When coding with Simdee, be sure to use a recent version of your C++ toolchain. These are the supported compilers:
- Clang, currently tested under 4.0.0
- GCC, currently tested under 6.3.0
- MSVC, currrently tested under 15.0 (Visual Studio 2017)
If you are using CMake to build your project, integrating and configuring Simdee is quite straightforward (effectively allowing you to skip the rest of this document). First, copy the contents of the Simdee repository into a subdirectory in your source tree. Add the line add_subdirectory(path/to/simdee) to your CMakeLists.txt, where path/to/simdee is the path where Simdee is located relative to this file.
After that, you can make Simdee available to your sources by adding the line target_link_libraries(mytarget PRIVATE simdee) for each of the binaries that you wish to accelerate, mytarget being the name the binary. Finally, when you perform CMake configuration, additional parameters will pop up for tweaking; the most important one is SIMDEE_INSTRUCTION_SET, which lets you pick what instructions should be used.
No CMake? Not to worry, integrating Simdee to your project is still very simple. Since Simdee is a header-only library, all you need to do is to add its headers to your include path. You can find all the headers in the include directory, which is located in the root directory of the repository. Consult your compiler or IDE documentation on how to add include directories to your project.
Simdee requires the C++11 language standard or newer. Recent compilers either support it out of the box or provide a flag to turn it on; the same applies to C++14 (which we recommend for developing new applications).
| Language standard | Clang | GCC <= 5 | GCC 6 | VS 2015 | VS 2017 |
|---|---|---|---|---|---|
| C++11 | -std=c++11 |
-std=c++11 |
no flag | no flag | no flag |
| C++14 | -std=c++14 |
-std=c++14 |
no flag | N/A | no flag |
If you are using an IDE, look for a "language standard" option.

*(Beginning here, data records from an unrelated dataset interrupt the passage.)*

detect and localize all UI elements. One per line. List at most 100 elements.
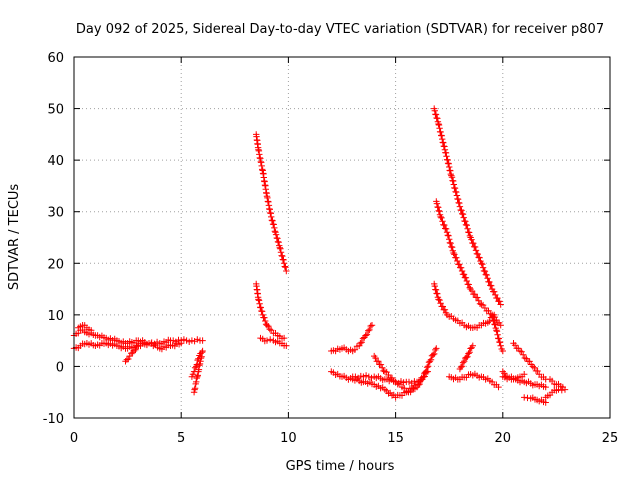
data-point [496,339,504,346]
data-point [475,297,482,304]
data-point [436,208,443,215]
series-arc-20-5h-b [510,340,549,383]
data-point [125,355,132,363]
y-tick-label: 60 [47,51,64,66]
data-point [464,225,471,232]
data-point [392,378,399,386]
data-point [459,211,467,218]
data-point [491,321,499,328]
data-point [433,200,441,207]
marks-layer [70,105,569,406]
data-point [497,322,504,329]
series-arc-8-5h-steep [253,131,290,275]
data-point [458,207,465,214]
data-point [178,340,185,347]
data-point [443,153,450,160]
data-point [531,364,538,371]
data-point [454,196,462,203]
data-point [413,378,421,386]
data-point [263,322,271,329]
data-point [476,300,484,307]
series-arc-20-3h [499,368,528,383]
data-point [493,327,500,334]
data-point [261,314,268,321]
data-point [199,337,206,344]
data-point [282,264,289,271]
data-point [191,385,199,392]
y-tick-label: 50 [47,103,64,118]
data-point [126,352,133,360]
data-point [424,363,432,370]
data-point [277,249,285,256]
series-arc-14-16h-b [349,372,421,387]
data-point [434,290,441,297]
data-point [188,337,196,344]
data-point [281,263,288,270]
data-point [275,239,282,246]
y-tick-label: 20 [47,257,64,272]
data-point [352,373,359,380]
data-point [471,243,479,251]
y-tick-label: 10 [47,309,64,324]
y-tick-label: 40 [47,154,64,169]
data-point [499,368,506,375]
data-point [457,363,465,371]
data-point [362,332,369,339]
data-point [186,338,193,345]
data-point [456,261,463,268]
data-point [356,342,363,349]
data-point [472,247,480,254]
data-point [450,181,457,188]
data-point [521,371,528,378]
data-point [351,346,359,353]
data-point [283,342,290,349]
data-point [456,199,463,207]
series-arc-5-6h-b [188,350,204,380]
data-point [256,300,263,307]
data-point [279,252,286,260]
data-point [255,297,263,304]
data-point [453,192,461,199]
data-point [499,347,506,355]
data-point [489,313,496,321]
data-point [453,254,460,261]
data-point [195,355,202,362]
data-point [139,340,146,347]
data-point [486,278,493,286]
data-point [435,121,443,129]
data-point [257,304,264,311]
data-point [420,373,427,380]
data-point [280,334,288,342]
data-point [427,356,435,363]
data-point [466,232,474,240]
data-point [495,335,502,342]
data-point [88,327,95,334]
data-point [474,250,481,258]
data-point [463,277,470,285]
data-point [465,229,473,236]
data-point [474,294,481,301]
series-arc-early-spike [75,322,95,334]
data-point [439,218,446,225]
data-point [460,214,467,221]
data-point [526,358,533,365]
series-arc-12-14h-rise [328,322,376,355]
data-point [439,303,446,310]
x-tick-label: 5 [177,431,185,446]
data-point [447,240,454,247]
data-point [372,354,379,362]
series-arc-12-15h [328,368,431,401]
data-point [432,346,439,354]
grid-layer [74,57,610,418]
data-point [377,361,385,368]
data-point [400,379,407,386]
data-point [193,361,201,368]
x-axis-label: GPS time / hours [286,459,395,474]
data-point [437,128,444,136]
data-point [419,376,426,383]
data-point [450,177,457,185]
data-point [367,322,374,330]
data-point [123,356,131,363]
data-point [193,374,200,382]
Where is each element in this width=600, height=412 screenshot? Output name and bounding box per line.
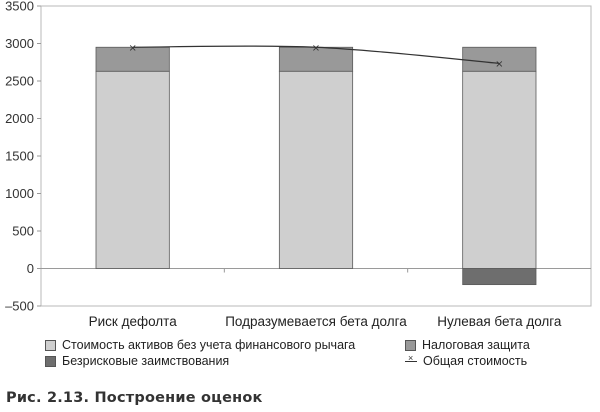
y-tick-label: 2000 [5, 111, 34, 126]
x-category-label: Риск дефолта [89, 314, 178, 329]
total-value-curve [132, 45, 500, 64]
bars [95, 46, 537, 286]
y-tick-label: 500 [12, 224, 34, 239]
figure-caption: Рис. 2.13. Построение оценок [6, 390, 263, 406]
total-value-line: × × × [128, 43, 503, 70]
y-tick-label: 3500 [5, 0, 34, 14]
legend-label-riskless-borrowing: Безрисковые заимствования [62, 354, 230, 368]
legend-item-riskless-borrowing: Безрисковые заимствования [45, 354, 229, 368]
legend-item-tax-shield: Налоговая защита [405, 338, 530, 352]
legend-label-total-value: Общая стоимость [423, 354, 528, 368]
bar-segment-1-cat-1 [95, 70, 170, 269]
bar-segment-1-cat-2 [278, 70, 354, 269]
total-value-point-2: × [312, 43, 320, 54]
bar-segment-2-cat-1 [95, 46, 170, 72]
legend-swatch-riskless-borrowing [45, 355, 56, 367]
y-tick-label: 1500 [5, 149, 34, 164]
y-axis: –500 0 500 1000 1500 2000 2500 3000 3500 [5, 0, 41, 314]
y-tick-label: 1000 [5, 186, 34, 201]
legend-item-total-value: Общая стоимость [405, 353, 528, 368]
y-tick-label: 0 [27, 261, 34, 276]
legend-swatch-unlevered-assets [45, 339, 56, 351]
bar-segment-1-cat-3 [462, 70, 537, 269]
x-category-label: Подразумевается бета долга [225, 314, 407, 329]
x-category-label: Нулевая бета долга [437, 314, 562, 329]
legend-item-unlevered-assets: Стоимость активов без учета финансового … [45, 338, 355, 352]
legend-label-tax-shield: Налоговая защита [422, 338, 530, 352]
bar-segment-2-cat-2 [278, 46, 354, 72]
chart: –500 0 500 1000 1500 2000 2500 3000 3500 × × × Рис… [5, 0, 592, 329]
bar-segment-3-cat-3 [462, 268, 537, 286]
legend-line-marker-icon [405, 353, 417, 366]
legend: Стоимость активов без учета финансового … [45, 338, 590, 370]
total-value-point-1: × [128, 43, 136, 54]
total-value-point-3: × [495, 59, 503, 70]
y-tick-label: 3000 [5, 36, 34, 51]
x-axis-labels: Риск дефолта Подразумевается бета долга Ну… [89, 268, 562, 329]
y-tick-label: 2500 [5, 74, 34, 89]
legend-swatch-tax-shield [405, 339, 416, 351]
y-tick-label: –500 [5, 299, 34, 314]
legend-label-unlevered-assets: Стоимость активов без учета финансового … [62, 338, 356, 352]
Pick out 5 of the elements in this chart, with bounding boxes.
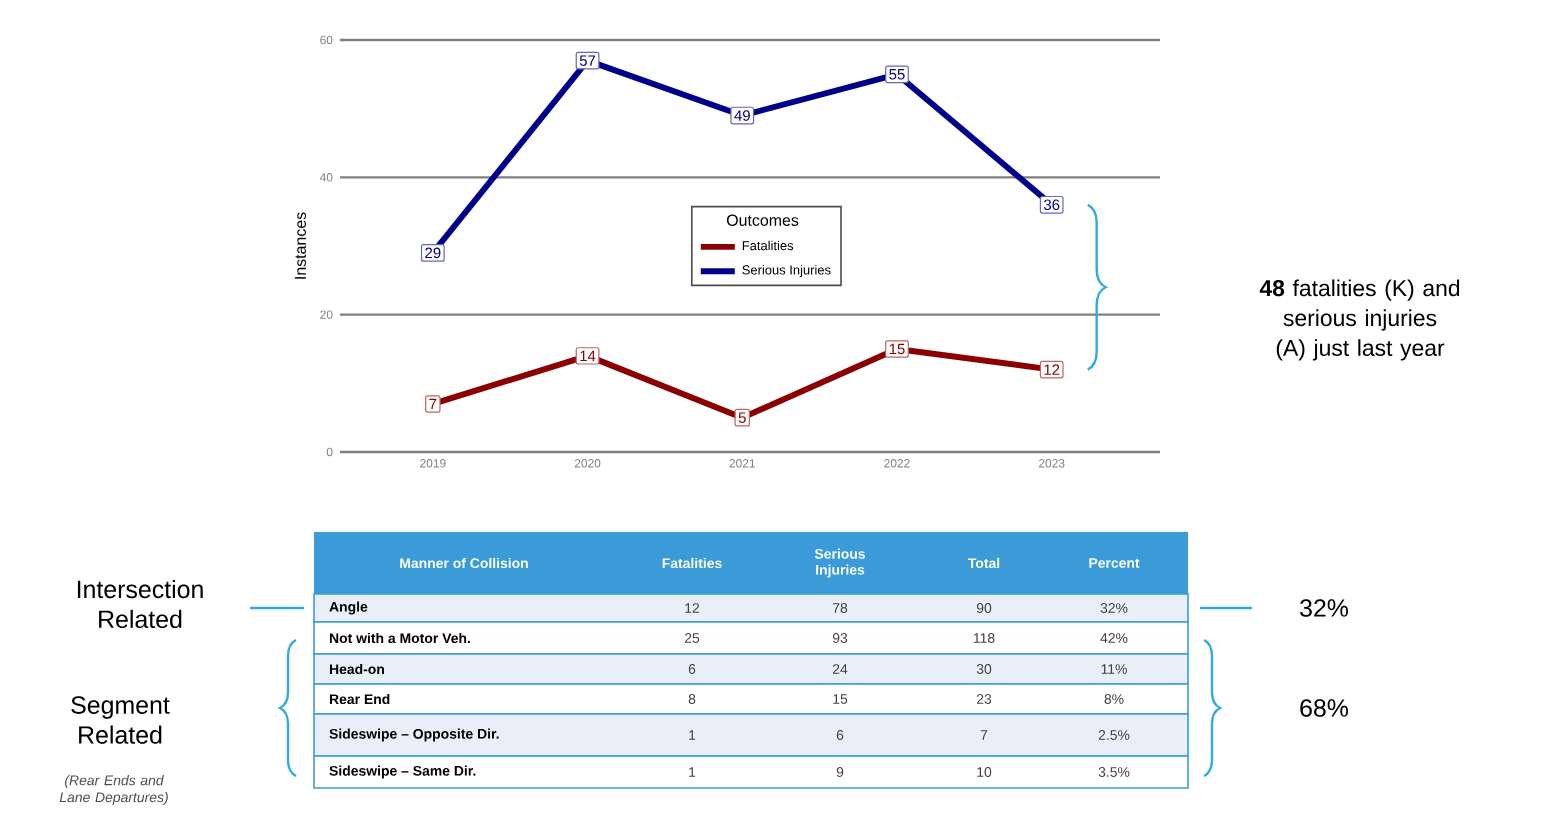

Simdee cannot produce any SIMD-accelerated code unless there is a SIMD instruction set extension available. The table below lists which compiler flag to use to enable the desired instruction set:
| Instruction set | Clang | GCC | MSVC |
|---|---|---|---|
| SSE2 on x85 (32-bit) | -msse2 |
-msse2 |
/arch:SSE2 |
| SSE2 on AMD64 | no flag | no flag | no flag |
| AVX on x85 (32-bit) | -mavx |
-mavx |
/arch:AVX |
| AVX on AMD64 | -mavx |
-mavx |
/arch:AVX |
| AVX2 on x85 (32-bit) | -mavx2 |
-mavx2 |
/arch:AVX2 |
| AVX2 on AMD64 | -mavx2 |
-mavx2 |
/arch:AVX2 |
| NEON on ARM (32-bit) | -mfpu=neon |
-mfpu=neon |
no flag |
| NEON on ARM64 (AArch64) | no flag | no flag | N/A |
Beware that if your computer lacks support for the instruction set that you select, the program may silently compile (without any warnings!), only to crash horribly once you run it.
You can define the following macros before you include Simdee headers:
SIMDEE_NEED_INT(default value1) enables or disables integral arithmetic. When set to0, most operations with signed and unsigned integral vectors are disabled (see reference for SIMDVectorS and SIMDVectorU for a full list).
Both compiler and library configuration influence what types (and, therefore, what instruction sets) are enabled for use. The following table lists enabled architecture-dependent type families for a specific configuration:
| Instruction set | #define SIMDEE_NEED_INT 1 (default) |
#define SIMDEE_NEED_INT 0 |
|---|---|---|
| SSE2 | sd::sse_ |
sd::sse_ |
| AVX | sd::sse_ |
sd::sse_, sd::avx_ |
| AVX2 | sd::sse_, sd::avx_ |
sd::sse_, sd::avx_ |
| NEON | sd::neon_ |
sd::neon_ |
- Note that even though using AVX doesn't allow you to use types named
avx_(at least not in the default configuration), there might still be significant performance gains over SSE2. - Note that when coding with Simdee, one should prefer architecture-independent type families
sd::vec4_andsd::vec8_to the architecture-specific ones above.